There are two main ways to get your Medicare coverage - Medicare (Part A and Part B) or a Medicare Advantage Plan (Part C). Once you decide if you want Medicare or a Medicare Advantage Plan, then you need to decide if you want to purchase prescription drug coverage (Part D) or a Medicare supplement insurance policy (Medigap). More information on these policies is provided below. You can learn about all of your Medicare coverage choices, when your Medicare coverage will start, and other steps to help you decide how to get your coverage at or call the Michigan Medicare Medicaid Assistance Program (MMAP) at 800-803-7174 to speak with a counselor. Visit MMAP's website for assistance at

Medicare Supplement ("Medigap")

A Medicare supplement insurance policy, also called Medigap, is health insurance that's designed to supplement Medicare. It helps to pay some of the health care costs that Medicare doesn't cover (referred to as "gaps"), such as copayments, coinsurance, and deductibles. You must have Part A and Part B to buy a Medicare supplement policy. The best time to buy a Medicare supplement policy
is during your open enrollment period. This period lasts for 6 months and begins on the first day of the month in which you are 65 or older and enrolled in Medicare Part B. For more information on
Medicare supplement plans, visit or

Medicare Advantage (MA) Plans

Medicare Advantage plans are offered by private companies approved by Medicare. Medicare Advantage plans are solely under the authority of the Center for Medicare and Medicaid Services (CMS), a federal agency. These plans are sometimes called "Part C" or "MA Plans." Medicare Advantage plans actually replace Medicare coverage (Part A and Part B) as these plans provide all of the same coverage except for hospice care. They are not Medicare supplement policies even though they cover many of the same benefits as Medicare supplement policies. For this reason, individuals do not need both a Medicare Advantage plan and Medicare supplement plan. You may only enroll, switch or drop a Medicare Advantage plan during certain times of the year. Once enrolled in a Medicare Advantage plan, you must stay enrolled for the calendar year starting the date your coverage begins. There are limited circumstances during which you may be able to change your coverage. For more information, call 1-800-MEDICARE (1-800-633-4227) or visit

Medicare Advantage plans may require you to use doctors that are within the plan's network of providers and may require different copayments, coinsurance and deductibles than Medicare. They may also offer extra coverage, including vision, hearing or dental coverage. Many include Medicare Prescription Drug coverage.

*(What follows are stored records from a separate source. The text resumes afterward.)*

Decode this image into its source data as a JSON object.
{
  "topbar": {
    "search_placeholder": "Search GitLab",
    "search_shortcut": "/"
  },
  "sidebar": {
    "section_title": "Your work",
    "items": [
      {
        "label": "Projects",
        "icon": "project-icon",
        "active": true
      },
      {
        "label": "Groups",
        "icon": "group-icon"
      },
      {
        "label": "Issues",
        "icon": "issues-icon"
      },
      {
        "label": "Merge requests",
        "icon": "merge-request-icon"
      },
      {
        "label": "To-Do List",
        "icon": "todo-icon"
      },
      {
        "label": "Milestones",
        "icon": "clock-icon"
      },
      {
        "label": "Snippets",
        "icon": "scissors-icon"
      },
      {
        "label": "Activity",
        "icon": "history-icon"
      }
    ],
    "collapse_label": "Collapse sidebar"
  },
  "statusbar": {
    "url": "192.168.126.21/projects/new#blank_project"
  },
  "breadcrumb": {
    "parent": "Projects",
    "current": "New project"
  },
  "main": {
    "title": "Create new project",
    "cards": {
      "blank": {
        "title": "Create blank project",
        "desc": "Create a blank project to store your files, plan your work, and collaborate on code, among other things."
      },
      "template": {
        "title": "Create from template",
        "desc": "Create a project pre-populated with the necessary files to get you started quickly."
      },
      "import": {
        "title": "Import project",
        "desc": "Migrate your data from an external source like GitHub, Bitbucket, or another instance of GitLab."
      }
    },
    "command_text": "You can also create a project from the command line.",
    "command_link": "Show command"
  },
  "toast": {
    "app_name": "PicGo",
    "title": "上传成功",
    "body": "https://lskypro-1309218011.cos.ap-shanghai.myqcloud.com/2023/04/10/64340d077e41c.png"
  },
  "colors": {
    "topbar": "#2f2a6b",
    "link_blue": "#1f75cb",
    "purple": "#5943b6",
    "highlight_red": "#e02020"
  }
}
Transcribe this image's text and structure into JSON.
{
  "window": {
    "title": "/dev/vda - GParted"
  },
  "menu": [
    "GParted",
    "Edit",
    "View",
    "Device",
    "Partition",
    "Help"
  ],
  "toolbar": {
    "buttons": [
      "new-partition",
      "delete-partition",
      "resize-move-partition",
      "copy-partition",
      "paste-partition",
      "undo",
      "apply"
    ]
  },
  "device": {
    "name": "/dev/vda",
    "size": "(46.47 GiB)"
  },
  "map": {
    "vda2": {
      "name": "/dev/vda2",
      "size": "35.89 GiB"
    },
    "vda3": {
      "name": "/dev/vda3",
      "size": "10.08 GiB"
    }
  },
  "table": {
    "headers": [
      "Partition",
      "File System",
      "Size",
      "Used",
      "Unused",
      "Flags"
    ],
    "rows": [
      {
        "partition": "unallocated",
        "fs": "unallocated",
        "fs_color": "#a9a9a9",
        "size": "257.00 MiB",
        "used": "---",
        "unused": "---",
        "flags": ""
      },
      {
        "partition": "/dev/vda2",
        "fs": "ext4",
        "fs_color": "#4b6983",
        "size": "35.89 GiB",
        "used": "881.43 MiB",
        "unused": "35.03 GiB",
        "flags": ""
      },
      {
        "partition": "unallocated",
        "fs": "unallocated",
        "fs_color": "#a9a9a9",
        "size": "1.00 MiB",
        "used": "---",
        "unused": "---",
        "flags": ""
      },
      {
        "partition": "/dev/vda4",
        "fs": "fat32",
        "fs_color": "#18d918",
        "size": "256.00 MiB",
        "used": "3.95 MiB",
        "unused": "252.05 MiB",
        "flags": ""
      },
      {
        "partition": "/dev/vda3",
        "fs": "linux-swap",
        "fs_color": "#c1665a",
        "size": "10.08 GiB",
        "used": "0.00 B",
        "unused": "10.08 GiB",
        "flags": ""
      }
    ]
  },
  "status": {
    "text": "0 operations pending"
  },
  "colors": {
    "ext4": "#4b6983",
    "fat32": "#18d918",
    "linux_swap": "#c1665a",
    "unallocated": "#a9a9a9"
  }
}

Medicare Advantage plans include:

  • Health Maintenance Organization Plans (HMO)
  • Private Fee-for-Service plans (PFFS)
  • Preferred Provider Organization Plans (PPO)
  • Special Needs Plans (SNP)

Medicare Prescription Drug Plan (Part D)

Prescription drug coverage is available to everyone with Medicare and is offered by Medicare Prescription Drug plans or Medicare Advantage Plans. Medicare Prescription Drug plans are solely under the authority of the Center for Medicare and Medicaid Services (CMS), a federal agency.

Health carriers will offer a variety of options, with different covered prescriptions, and different costs. Medicare Prescription Drug plans are voluntary. If you want prescription drug coverage under Medicare, you must choose a plan offering the coverage that best meets your needs and then enroll. You may only join, switch or drop Medicare Prescription Drug coverage during certain times. Once enrolled, you generally must stay enrolled for the calendar year starting the date your coverage begins.

If you have retiree health coverage, or are covered under an employee group health plan, watch for any information that is sent by the employer. You may or may not have to make changes to your plan. If you do not understand the information you receive from your current or former employer, contact the company's human resources department or use the contact number provided on any written communication you receive.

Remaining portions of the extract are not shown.